The European Parliament’s environment committee voted to create a Europe-wide ship recycling fund, in response to the European Commission’s proposed rules to ensure that European ships are only recycled in facilities that are safe for workers and environmentally sound.
More than 1000 large old commercial ships, such as tankers and container vessels, are recycled for their scrap metal every year, but many European ships end up in substandard facilities on the tidal beaches of South Asia. These facilities mostly lack the environmental protection and safety measures needed to manage the hazardous materials — such as asbestos, polychlorinated biphenyls (PCBs), tributyl tin and oil sludge — contained in end-of-life ships. This leads to high accident rates and health risks for workers and extensive environmental pollution, according to the European Commission.
In 2009, more than 90 % of European ships were dismantled in ship recycling facilities in non-OECD countries, some of which were substandard. The quantity of European end-of-life ships is significant, since 17 % of world tonnage is registered under an EU flag. This makes it a priority for the EU to improve ship dismantling practices worldwide.
Environment Commissioner Janez Poto?nik said: “Although the ship recycling sector has improved its practices, many facilities continue to operate under conditions that are dangerous and damaging. This proposal aims to ensure that our old ships are recycled in a way that respects the health of workers as well as the environment. It is a clear signal to invest urgently in upgrading recycling facilities.” The new rules, which will take the form of a Regulation, propose a system of survey, certification and authorization for large commercial seagoing vessels that fly the flag of an EU Member State, covering their whole life cycle from construction to operation and recycling.
Ship recycling facilities will have to meet a set of environmental and safety requirements in order to be included on a list of authorized facilities world wide. European ships will be allowed to be recycled only in facilities on the list. Some of the requirements to be met by the ship recycling facilities are stricter than those foreseen by the Hong Kong Convention. This will ensure better traceability for European ships, and will guarantee that the waste resulting from dismantling (and any hazardous materials it contains) is managed in an environmentally sound way.

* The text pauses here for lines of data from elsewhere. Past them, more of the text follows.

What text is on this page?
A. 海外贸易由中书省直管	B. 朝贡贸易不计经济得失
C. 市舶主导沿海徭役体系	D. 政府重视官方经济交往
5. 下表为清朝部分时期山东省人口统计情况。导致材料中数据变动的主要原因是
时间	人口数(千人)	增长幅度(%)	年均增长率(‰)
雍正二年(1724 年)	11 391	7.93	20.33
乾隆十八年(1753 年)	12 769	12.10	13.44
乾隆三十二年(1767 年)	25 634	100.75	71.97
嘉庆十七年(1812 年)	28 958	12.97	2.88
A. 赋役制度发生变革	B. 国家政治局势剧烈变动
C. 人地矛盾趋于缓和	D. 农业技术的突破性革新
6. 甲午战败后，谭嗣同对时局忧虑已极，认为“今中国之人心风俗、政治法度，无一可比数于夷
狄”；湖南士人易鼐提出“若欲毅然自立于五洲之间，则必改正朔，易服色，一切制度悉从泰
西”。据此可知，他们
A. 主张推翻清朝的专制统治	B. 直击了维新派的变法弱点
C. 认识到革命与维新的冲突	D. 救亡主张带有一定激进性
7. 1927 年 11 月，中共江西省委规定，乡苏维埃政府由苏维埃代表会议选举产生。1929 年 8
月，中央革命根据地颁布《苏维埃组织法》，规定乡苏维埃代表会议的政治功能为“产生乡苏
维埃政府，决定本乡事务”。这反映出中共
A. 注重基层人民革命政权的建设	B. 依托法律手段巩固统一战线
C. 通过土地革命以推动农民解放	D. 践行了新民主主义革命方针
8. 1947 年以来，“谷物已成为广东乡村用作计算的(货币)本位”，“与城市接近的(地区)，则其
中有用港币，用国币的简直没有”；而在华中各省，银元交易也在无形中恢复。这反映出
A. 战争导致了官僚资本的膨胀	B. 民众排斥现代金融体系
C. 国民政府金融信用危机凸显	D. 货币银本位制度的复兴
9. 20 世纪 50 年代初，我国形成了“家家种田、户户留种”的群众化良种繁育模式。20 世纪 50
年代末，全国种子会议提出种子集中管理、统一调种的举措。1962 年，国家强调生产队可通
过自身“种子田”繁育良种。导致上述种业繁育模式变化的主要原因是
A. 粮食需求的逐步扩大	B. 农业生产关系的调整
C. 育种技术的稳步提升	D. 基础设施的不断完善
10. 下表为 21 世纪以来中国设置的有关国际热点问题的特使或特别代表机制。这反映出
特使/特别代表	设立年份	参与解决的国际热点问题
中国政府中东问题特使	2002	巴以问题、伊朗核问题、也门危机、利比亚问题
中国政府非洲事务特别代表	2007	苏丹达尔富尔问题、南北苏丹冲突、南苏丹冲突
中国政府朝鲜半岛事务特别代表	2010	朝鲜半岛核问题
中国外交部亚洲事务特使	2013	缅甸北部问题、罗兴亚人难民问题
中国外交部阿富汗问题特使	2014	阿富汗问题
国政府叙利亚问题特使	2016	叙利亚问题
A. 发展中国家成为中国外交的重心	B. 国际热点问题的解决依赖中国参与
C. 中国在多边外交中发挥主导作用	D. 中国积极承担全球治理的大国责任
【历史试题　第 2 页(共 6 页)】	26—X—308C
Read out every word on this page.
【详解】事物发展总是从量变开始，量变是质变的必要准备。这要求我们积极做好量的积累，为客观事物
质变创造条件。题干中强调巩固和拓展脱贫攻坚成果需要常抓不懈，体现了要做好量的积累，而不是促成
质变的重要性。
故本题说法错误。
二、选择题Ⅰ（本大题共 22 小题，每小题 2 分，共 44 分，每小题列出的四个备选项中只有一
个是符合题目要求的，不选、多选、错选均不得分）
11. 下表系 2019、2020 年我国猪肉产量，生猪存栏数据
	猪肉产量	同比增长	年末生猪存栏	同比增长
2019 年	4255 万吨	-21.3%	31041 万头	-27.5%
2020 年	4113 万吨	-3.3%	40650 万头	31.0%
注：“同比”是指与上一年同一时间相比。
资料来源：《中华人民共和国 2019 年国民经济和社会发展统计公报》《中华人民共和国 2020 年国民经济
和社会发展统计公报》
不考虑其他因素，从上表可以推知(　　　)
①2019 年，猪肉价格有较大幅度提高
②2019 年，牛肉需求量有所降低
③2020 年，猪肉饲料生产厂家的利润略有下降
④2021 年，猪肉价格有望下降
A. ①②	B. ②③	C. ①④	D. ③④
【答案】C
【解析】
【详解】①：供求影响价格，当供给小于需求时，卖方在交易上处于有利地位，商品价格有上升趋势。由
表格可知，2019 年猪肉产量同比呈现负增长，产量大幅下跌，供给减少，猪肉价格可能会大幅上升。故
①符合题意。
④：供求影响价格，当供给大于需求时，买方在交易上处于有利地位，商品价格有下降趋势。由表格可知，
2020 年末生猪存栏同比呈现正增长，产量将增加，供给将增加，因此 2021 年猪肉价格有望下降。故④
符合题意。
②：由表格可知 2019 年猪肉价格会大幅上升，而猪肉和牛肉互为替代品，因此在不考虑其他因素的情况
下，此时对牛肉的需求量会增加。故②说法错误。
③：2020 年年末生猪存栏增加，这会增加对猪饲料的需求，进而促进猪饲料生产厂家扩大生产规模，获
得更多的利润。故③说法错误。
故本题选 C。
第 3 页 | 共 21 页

The proposal will see a recycling fund be set up, which would be financed by a recycling levy charged for any port call by EU or non-EU ships, writes Waste Management World. Owners of EU ships that are sold for recycling and that end up sent to a beach or facility not on the EU list would face penalties.
The NGO Shipbreaking Platform, a global coalition of 18 environmental, human rights and labor rights organizations promoting clean and safe ship recycling, issued a press release in January calling on the European Parliament and the Council to include a financial mechanism in order to turn the Commission proposal into an effective instrument to promote responsible ship recycling and to level the playing field globally. “Every year, more European end-of-life ships containing hazardous materials are sent to India, Bangladesh and Pakistan. Such practices are unacceptable and Europe is in the driver’s seat to put a stop to this on-going human rights and environmental disaster,” says Patrizia Heidegger, executive director of the NGO Shipbreaking Platform. “Only a financial mechanism enforced in EU ports can properly internalize costs and close loopholes, which have allowed ships until now to escape legislation and accountability.”
The Shipbreaking Platform applauded the vote.